Las informaciones de que Stalin pensaba ayudar a los aliados en el Este causaban seria preocupación en Tokio. El 15 de febrero, la cancillería nipona envió a Miyakawa, su cónsul general en Harbin, a la embajada de la URSS en Tokio, a fin de que sondeara el terreno e intentase sonsacar algunos datos adicionales sobre el contenido de las negociaciones de Yalta. Y aunque el embajador soviético Yakov Malik le dijo que la conferencia se había centrado principalmente en los asuntos europeos, los japoneses no se calmaron.

Cumpliendo los compromisos asumidos en Yalta, la URSS procedió poco tiempo después al traslado de sus tropas hacia el Extremo Oriente. El hecho no pasó desapercibido por los mandos nipones que recibían regularmente, a través del servicio de inteligencia, los datos sobre la reubicación del Ejército soviético. Hacia mediados de abril de 1945, los militares de la embajada japonesa en Moscú mandaron a Tokio el parte siguiente: «Por la Vía Transiberiana circulan entre 12 y 15 convoyes diarios... La entrada de la URSS en la guerra contra Japón parece ahora inevitable. Se requieren aproximadamente dos meses para efectuar el traslado de una veintena de divisiones». El Estado Mayor del Ejército de Kwantung enviaba comunicados similares.

Al iniciarse el verano, el Gobierno de Japón tenía muy pocas oportunidades para prevenir la implicación de la URSS en el conflicto. El Consejo Supremo de Guerra, en el transcurso de la sesión del 6 de junio, evaluó la situación configurada en términos bastante pesimistas. Un informe analítico presentado durante la reunión constataba lo siguiente: «La Unión Soviética va implementando medidas consecuentes para preparar el terreno en lo diplomático y tener la posibilidad de intervenir, si es necesario, contra el Imperio.

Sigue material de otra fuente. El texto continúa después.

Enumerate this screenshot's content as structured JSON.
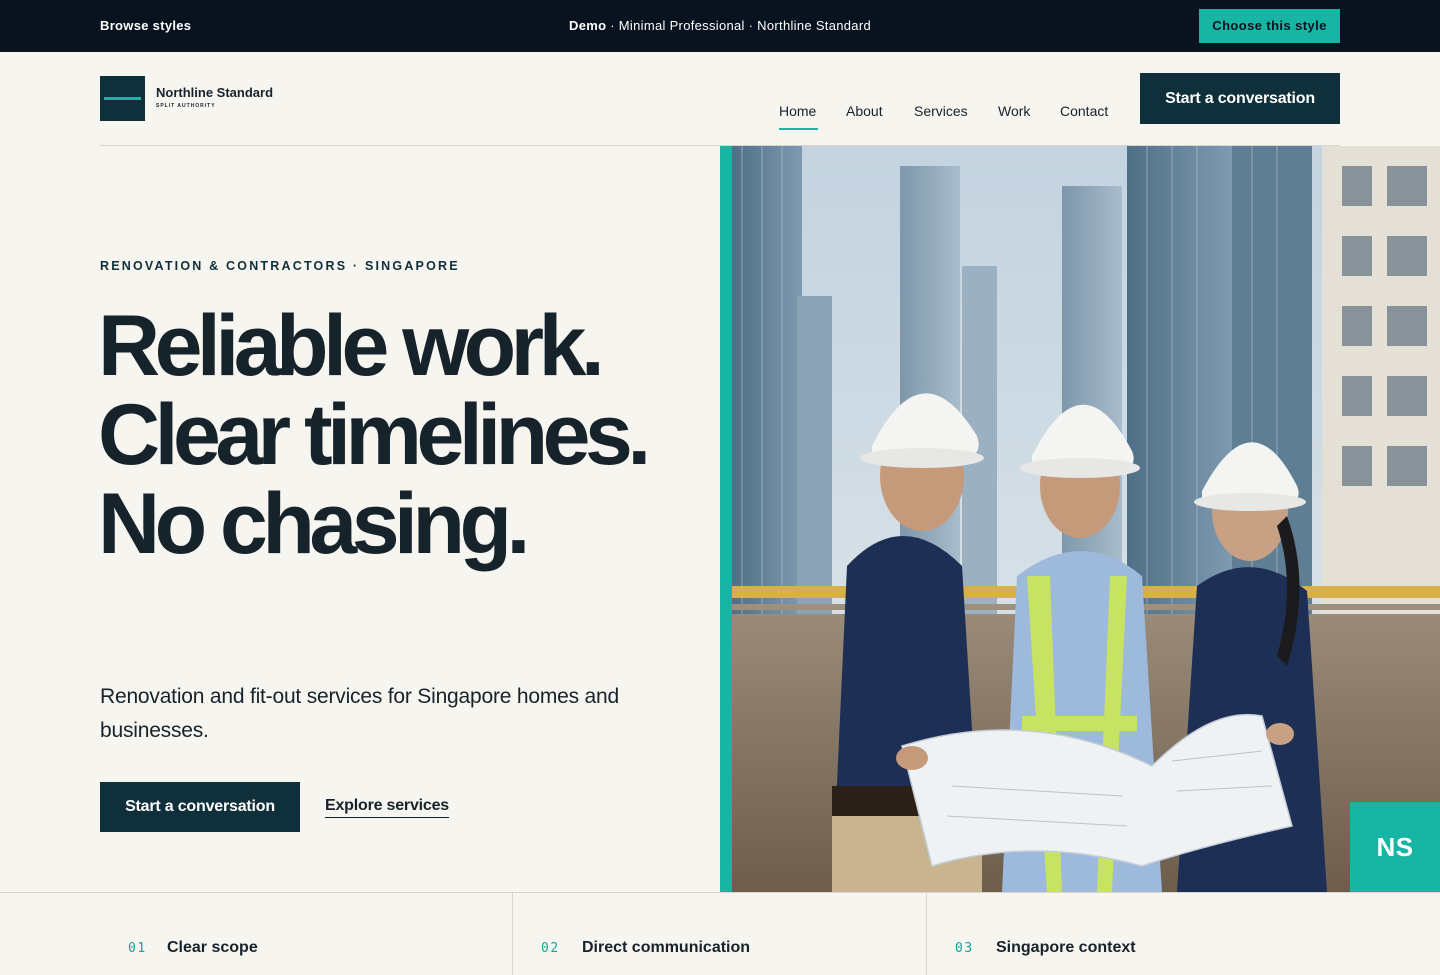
{
  "demo_bar": {
    "browse_label": "Browse styles",
    "demo_label": "Demo",
    "center_text": " · Minimal Professional · Northline Standard",
    "choose_label": "Choose this style"
  },
  "brand": {
    "name": "Northline Standard",
    "tagline": "SPLIT AUTHORITY"
  },
  "nav": {
    "items": [
      {
        "label": "Home",
        "active": true
      },
      {
        "label": "About"
      },
      {
        "label": "Services"
      },
      {
        "label": "Work"
      },
      {
        "label": "Contact"
      }
    ],
    "cta_label": "Start a conversation"
  },
  "hero": {
    "eyebrow": "RENOVATION & CONTRACTORS · SINGAPORE",
    "headline": "Reliable work. Clear timelines. No chasing.",
    "subcopy": "Renovation and fit-out services for Singapore homes and businesses.",
    "primary_cta": "Start a conversation",
    "secondary_cta": "Explore services",
    "badge": "NS"
  },
  "features": [
    {
      "num": "01",
      "label": "Clear scope"
    },
    {
      "num": "02",
      "label": "Direct communication"
    },
    {
      "num": "03",
      "label": "Singapore context"
    }
  ],
  "colors": {
    "accent": "#17b5a4",
    "primary": "#0f2f3a",
    "background": "#f7f5f0",
    "dark_bar": "#08131f"
  }
}
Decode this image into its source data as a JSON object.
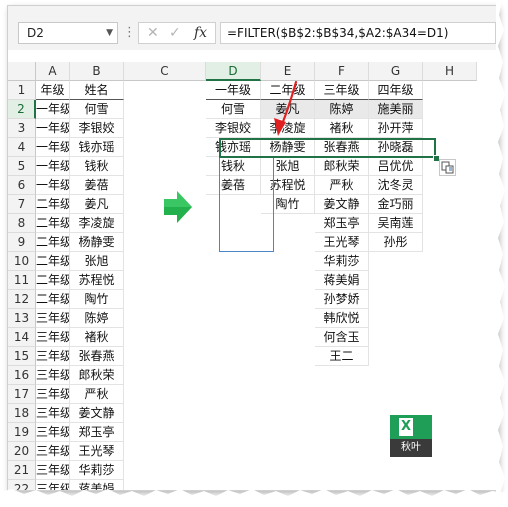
{
  "name_box": "D2",
  "formula": "=FILTER($B$2:$B$34,$A2:$A34=D1)",
  "fx_label": "fx",
  "col_headers": [
    "A",
    "B",
    "C",
    "D",
    "E",
    "F",
    "G",
    "H"
  ],
  "row_headers": [
    "1",
    "2",
    "3",
    "4",
    "5",
    "6",
    "7",
    "8",
    "9",
    "10",
    "11",
    "12",
    "13",
    "14",
    "15",
    "16",
    "17",
    "18",
    "19",
    "20",
    "21",
    "22"
  ],
  "selected_col": "D",
  "selected_row": "2",
  "source_table": {
    "headers": [
      "年级",
      "姓名"
    ],
    "rows": [
      [
        "一年级",
        "何雪"
      ],
      [
        "一年级",
        "李银姣"
      ],
      [
        "一年级",
        "钱亦瑶"
      ],
      [
        "一年级",
        "钱秋"
      ],
      [
        "一年级",
        "姜蓓"
      ],
      [
        "二年级",
        "姜凡"
      ],
      [
        "二年级",
        "李凌旋"
      ],
      [
        "二年级",
        "杨静雯"
      ],
      [
        "二年级",
        "张旭"
      ],
      [
        "二年级",
        "苏程悦"
      ],
      [
        "二年级",
        "陶竹"
      ],
      [
        "三年级",
        "陈婷"
      ],
      [
        "三年级",
        "褚秋"
      ],
      [
        "三年级",
        "张春燕"
      ],
      [
        "三年级",
        "郎秋荣"
      ],
      [
        "三年级",
        "严秋"
      ],
      [
        "三年级",
        "姜文静"
      ],
      [
        "三年级",
        "郑玉亭"
      ],
      [
        "三年级",
        "王光琴"
      ],
      [
        "三年级",
        "华莉莎"
      ],
      [
        "三年级",
        "蒋美娟"
      ]
    ]
  },
  "result_table": {
    "headers": [
      "一年级",
      "二年级",
      "三年级",
      "四年级"
    ],
    "columns": [
      [
        "何雪",
        "李银姣",
        "钱亦瑶",
        "钱秋",
        "姜蓓"
      ],
      [
        "姜凡",
        "李凌旋",
        "杨静雯",
        "张旭",
        "苏程悦",
        "陶竹"
      ],
      [
        "陈婷",
        "褚秋",
        "张春燕",
        "郎秋荣",
        "严秋",
        "姜文静",
        "郑玉亭",
        "王光琴",
        "华莉莎",
        "蒋美娟",
        "孙梦娇",
        "韩欣悦",
        "何含玉",
        "王二"
      ],
      [
        "施美丽",
        "孙开萍",
        "孙晓磊",
        "吕优优",
        "沈冬灵",
        "金巧丽",
        "吴南莲",
        "孙彤"
      ]
    ]
  },
  "logo_text": "秋叶",
  "logo_letter": "X",
  "colors": {
    "accent": "#217346",
    "arrow_green": "#22b14c",
    "red_arrow": "#e02020",
    "spill_gray": "#e9e9e9"
  }
}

Paralelamente, incrementa los preparativos bélicos en el Extremo Oriente. Es muy probable que la URSS rompa hostilidades contra Japón. La entrada soviética en la guerra contra Japón podría producirse después de la temporada de verano u otoño».

A la luz de estos datos, la afirmación de que el Gobierno nipón se enteró de los acuerdos de Yalta supuestamente después de la guerra, parece poco convincente y no puede ser aceptada por historiadores. Semejantes afirmaciones se remontan al período en que se desplegó en Japón la campaña por recuperar los denominados «territorios del norte», cuatro islas del archipiélago sur de las Kuriles que se habían traspasado a la Unión Soviética a raíz del conflicto.

Quienes insisten en que Japón ignoraba el contenido de los acuerdos de Yalta, quisieran presentarlo todo como si el Gobierno de Tokio, a la hora de aceptar la capitulación, no supiera nada sobre el plan de la transferencia de las Kuriles a la URSS por decisión de los aliados. ¿Cómo entonces podemos explicarnos el hecho de que el Gobierno japonés, en su intento de evitar la participación soviética en la guerra, estaba dispuesto a entregar a título voluntario dichos territorios, que habían pertenecido a Rusia? Semejante idea podía haber surgido precisamente porque Tokio conocía las intenciones de Stalin.

Entre el anuncio de que Moscú abandonaba el pacto de neutralidad y la entrada real de la URSS en el conflicto transcurrieron cuatro meses, período suficiente para que el Gobierno de Japón hubiera tomado la única decisión correcta en aquellas condiciones, la de capitular, evitando así no sólo la implicación de la URSS en las hostilidades sino también los bombardeos atómicos.

Son los militaristas nipones, seriamente dispuestos a pelear hasta que quedara el último japonés, los que tienen la culpa de que Moscú entrara en la guerra contra Tokio. Esta intervención de la URSS, objetivamente, ayudó a salvar también a millones de japoneses, y es algo que no debería olvidarse.